Renovating a section of your house can be an expensive undertaking. The various expenses involved include the cost of rubbish removal skip bins, the cost of labour and the cost of waste disposal once the project is complete
You can bring down the overall cost of a renovation project by adopting a number of cost-cutting strategies, a few of which are discussed below.
Unlike demolition, deconstruction refers to the deliberate process of salvaging various components of the house (e.g. window frames, doors and cabinets) before the structure to be renovated is brought down.
Deconstruction preserves the structural integrity of the various components. This allows you to re-use a majority of these components during the renovation exercise instead of having the components replaced.
Sharing some of the costs involved in the renovation project is also a practical strategy. For example, if one of your neighbours also happens to be renovating, you could talk to them about sharing the cost of hiring skip bins for both of your renovation exercises.
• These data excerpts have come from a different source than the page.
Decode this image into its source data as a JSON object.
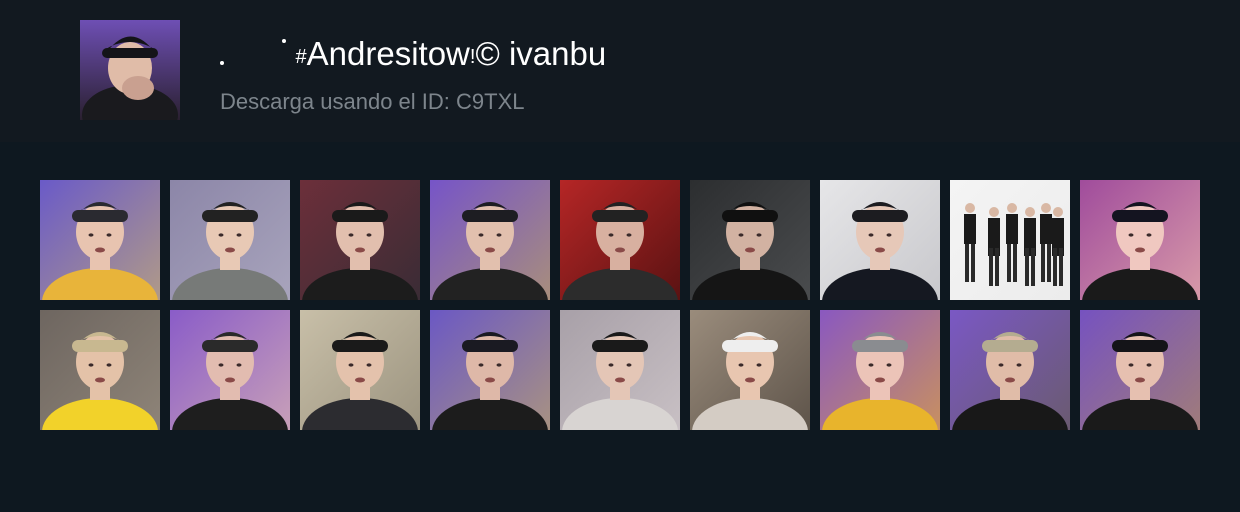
{
  "profile": {
    "title_prefix": "#",
    "title_main": "Andresitow",
    "title_mark": "!",
    "title_symbol": "©",
    "title_tail": "ivanbu",
    "subtitle": "Descarga usando el ID: C9TXL"
  },
  "videos": [
    {
      "icon": "person-portrait",
      "bg": "#6a5ac8",
      "hair": "#2a2a30",
      "shirt": "#e8b43a",
      "face": "#e8c4b0",
      "bg2": "#b09a88"
    },
    {
      "icon": "person-portrait",
      "bg": "#8c86a8",
      "hair": "#222",
      "shirt": "#777a78",
      "face": "#e8c9b5",
      "bg2": "#a8a4bc"
    },
    {
      "icon": "person-portrait",
      "bg": "#6c2f3a",
      "hair": "#1a1a1a",
      "shirt": "#1c1c1c",
      "face": "#e2bfae",
      "bg2": "#3a2c35"
    },
    {
      "icon": "person-portrait",
      "bg": "#7654c8",
      "hair": "#1d1d22",
      "shirt": "#222",
      "face": "#e2c0ae",
      "bg2": "#a88e7c"
    },
    {
      "icon": "person-portrait",
      "bg": "#b52626",
      "hair": "#222",
      "shirt": "#2c2c2c",
      "face": "#d8b0a0",
      "bg2": "#5a1212"
    },
    {
      "icon": "person-portrait",
      "bg": "#2c2e30",
      "hair": "#101010",
      "shirt": "#151515",
      "face": "#d2b2a2",
      "bg2": "#4a4c4e"
    },
    {
      "icon": "person-portrait",
      "bg": "#e6e6e8",
      "hair": "#1c1c20",
      "shirt": "#151821",
      "face": "#e6c8b8",
      "bg2": "#c8c8cc"
    },
    {
      "icon": "group-dancers",
      "bg": "#f4f4f4",
      "hair": "#222",
      "shirt": "#1a1a1a",
      "face": "#d9b8a4",
      "bg2": "#ececec"
    },
    {
      "icon": "person-portrait",
      "bg": "#a04c9c",
      "hair": "#141420",
      "shirt": "#1a1a1a",
      "face": "#f0c8c0",
      "bg2": "#d89aa8"
    },
    {
      "icon": "person-portrait",
      "bg": "#6e6660",
      "hair": "#c8b890",
      "shirt": "#f2d22a",
      "face": "#e4c2a8",
      "bg2": "#8e8478"
    },
    {
      "icon": "person-portrait",
      "bg": "#8a5cc8",
      "hair": "#2a2a2a",
      "shirt": "#1e1e1e",
      "face": "#e2bcb0",
      "bg2": "#c8a0b8"
    },
    {
      "icon": "person-portrait",
      "bg": "#c8bfa8",
      "hair": "#1a1a1a",
      "shirt": "#2c2c30",
      "face": "#e4c2ac",
      "bg2": "#9c9480"
    },
    {
      "icon": "person-portrait",
      "bg": "#6b58c4",
      "hair": "#1a1a22",
      "shirt": "#1c1c1c",
      "face": "#deb8a8",
      "bg2": "#a89282"
    },
    {
      "icon": "person-portrait",
      "bg": "#a8a0a8",
      "hair": "#1a1a1a",
      "shirt": "#d8d4d2",
      "face": "#e4c6b6",
      "bg2": "#c8c0c4"
    },
    {
      "icon": "person-portrait",
      "bg": "#9a8c7c",
      "hair": "#eeeeee",
      "shirt": "#d4ccc4",
      "face": "#e8c6b0",
      "bg2": "#5e544a"
    },
    {
      "icon": "person-portrait",
      "bg": "#8a58c0",
      "hair": "#8a8c90",
      "shirt": "#e8b42c",
      "face": "#ecc4b8",
      "bg2": "#c89060"
    },
    {
      "icon": "person-portrait",
      "bg": "#7a58c4",
      "hair": "#b4ac90",
      "shirt": "#181818",
      "face": "#e0bca8",
      "bg2": "#6a5a70"
    },
    {
      "icon": "person-portrait",
      "bg": "#7652c0",
      "hair": "#141418",
      "shirt": "#1a1a1a",
      "face": "#e6c0b0",
      "bg2": "#a07c7a"
    }
  ]
}
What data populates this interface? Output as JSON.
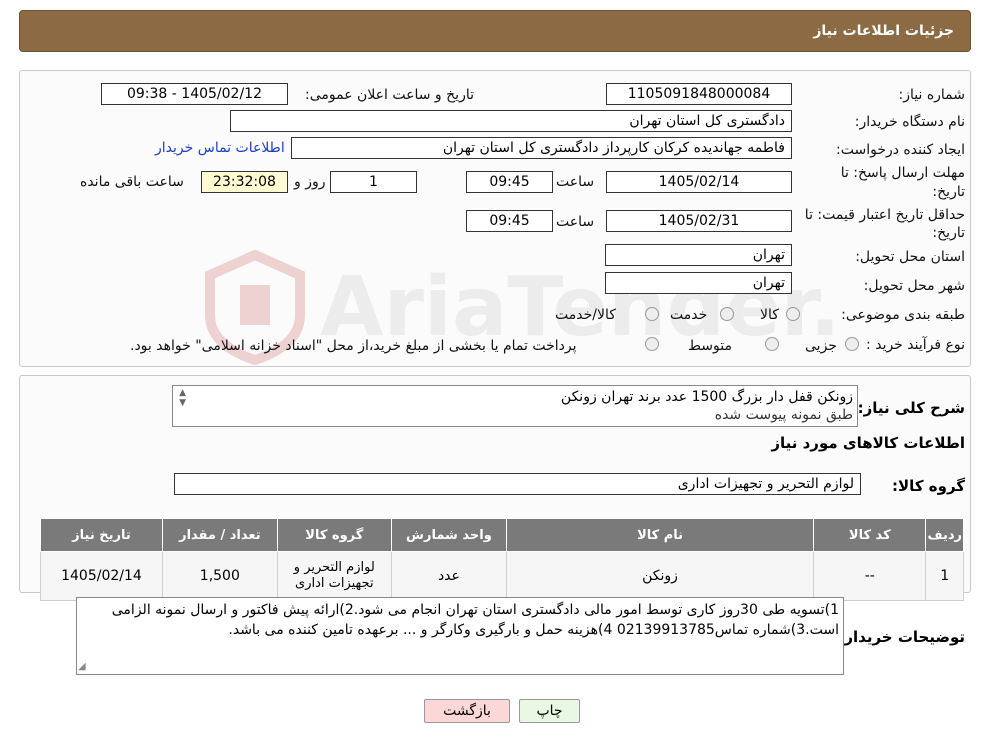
{
  "header": {
    "title": "جزئیات اطلاعات نیاز"
  },
  "form": {
    "need_number_label": "شماره نیاز:",
    "need_number": "1105091848000084",
    "announce_label": "تاریخ و ساعت اعلان عمومی:",
    "announce_value": "1405/02/12 - 09:38",
    "buyer_org_label": "نام دستگاه خریدار:",
    "buyer_org": "دادگستری کل استان تهران",
    "creator_label": "ایجاد کننده درخواست:",
    "creator": "فاطمه جهاندیده کرکان کارپرداز دادگستری کل استان تهران",
    "contact_link": "اطلاعات تماس خریدار",
    "deadline_label_1": "مهلت ارسال پاسخ: تا",
    "deadline_label_2": "تاریخ:",
    "deadline_date": "1405/02/14",
    "time_label": "ساعت",
    "deadline_time": "09:45",
    "days_value": "1",
    "days_label": "روز و",
    "remaining_time": "23:32:08",
    "remaining_label": "ساعت باقی مانده",
    "validity_label_1": "حداقل تاریخ اعتبار قیمت: تا",
    "validity_label_2": "تاریخ:",
    "validity_date": "1405/02/31",
    "validity_time": "09:45",
    "province_label": "استان محل تحویل:",
    "province": "تهران",
    "city_label": "شهر محل تحویل:",
    "city": "تهران",
    "category_label": "طبقه بندی موضوعی:",
    "category_options": [
      "کالا",
      "خدمت",
      "کالا/خدمت"
    ],
    "process_label": "نوع فرآیند خرید :",
    "process_options": [
      "جزیی",
      "متوسط"
    ],
    "process_note": "پرداخت تمام یا بخشی از مبلغ خرید،از محل \"اسناد خزانه اسلامی\" خواهد بود."
  },
  "details": {
    "summary_label": "شرح کلی نیاز:",
    "summary_line1": "زونکن قفل دار بزرگ 1500 عدد برند تهران زونکن",
    "summary_line2": "طبق نمونه پیوست شده",
    "goods_info_title": "اطلاعات کالاهای مورد نیاز",
    "goods_group_label": "گروه کالا:",
    "goods_group": "لوازم التحریر و تجهیزات اداری"
  },
  "table": {
    "headers": [
      "ردیف",
      "کد کالا",
      "نام کالا",
      "واحد شمارش",
      "گروه کالا",
      "تعداد / مقدار",
      "تاریخ نیاز"
    ],
    "rows": [
      [
        "1",
        "--",
        "زونکن",
        "عدد",
        "لوازم التحریر و تجهیزات اداری",
        "1,500",
        "1405/02/14"
      ]
    ]
  },
  "buyer_notes": {
    "label": "توضیحات خریدار:",
    "text": "1)تسویه طی 30روز کاری توسط امور مالی دادگستری استان تهران انجام می شود.2)ارائه پیش فاکتور و ارسال نمونه الزامی است.3)شماره تماس02139913785 4)هزینه حمل و بارگیری وکارگر و ... برعهده تامین کننده می باشد."
  },
  "buttons": {
    "print": "چاپ",
    "back": "بازگشت"
  },
  "watermark": {
    "text": "AriaTender.neT"
  },
  "colors": {
    "header": "#8b6a44",
    "link": "#1a3ec6",
    "back_button": "#fbd7d7",
    "print_button": "#e9f8e2",
    "table_header": "#7a7a7a"
  }
}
Many times, residential renovation projects don't generate as much waste as construction projects for which the same skip bins are used. You'll still be expected to pay the full amount for the rental skip even if you end up with a bin that's half-filled.
Considering that skip bins can be placed on public places such as footpaths and residential alleys, it shouldn't be difficult to find a central location that's easily accessible for both you and your neighbour.
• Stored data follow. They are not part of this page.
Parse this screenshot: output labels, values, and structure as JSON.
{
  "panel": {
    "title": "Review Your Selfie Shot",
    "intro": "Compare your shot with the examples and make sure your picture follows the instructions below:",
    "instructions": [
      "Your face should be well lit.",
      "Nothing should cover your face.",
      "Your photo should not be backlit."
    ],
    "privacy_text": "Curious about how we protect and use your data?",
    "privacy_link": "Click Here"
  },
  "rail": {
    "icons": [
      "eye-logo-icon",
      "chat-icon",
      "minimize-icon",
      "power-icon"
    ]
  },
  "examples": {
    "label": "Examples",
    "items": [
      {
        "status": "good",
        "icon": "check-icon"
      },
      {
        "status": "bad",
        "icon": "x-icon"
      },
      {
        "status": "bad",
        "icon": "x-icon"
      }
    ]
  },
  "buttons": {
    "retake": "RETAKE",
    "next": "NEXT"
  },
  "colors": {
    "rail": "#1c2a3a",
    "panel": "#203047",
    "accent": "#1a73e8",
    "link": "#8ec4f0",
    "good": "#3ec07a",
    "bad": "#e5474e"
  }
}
Even when the renovation exercise is expected to generate large quantities of waste, it might still be cheaper to share the cost of hiring a larger skip bin with your neighbour as opposed to hiring multiple skips on your own.
You can also bring down the cost of renovation through waste separation, aimed at creating clean fill out of the waste generated from the renovation exercise.
Clean fill refers to building materials that can be re-used on construction sites or as filler material for residential excavation projects. Clean fill includes uncontaminated top soil, used brick/asphalt, crushed concrete and gravel.
Separating the mentioned products from other waste products (e.g. plastics, glass and hazardous chemicals) might help you save a pretty penny. This is because there's often ready demand for clean fill from construction sites as well as landfills.
You can recover part of the costs incurred during renovation by finding interested buyers for your clean fill.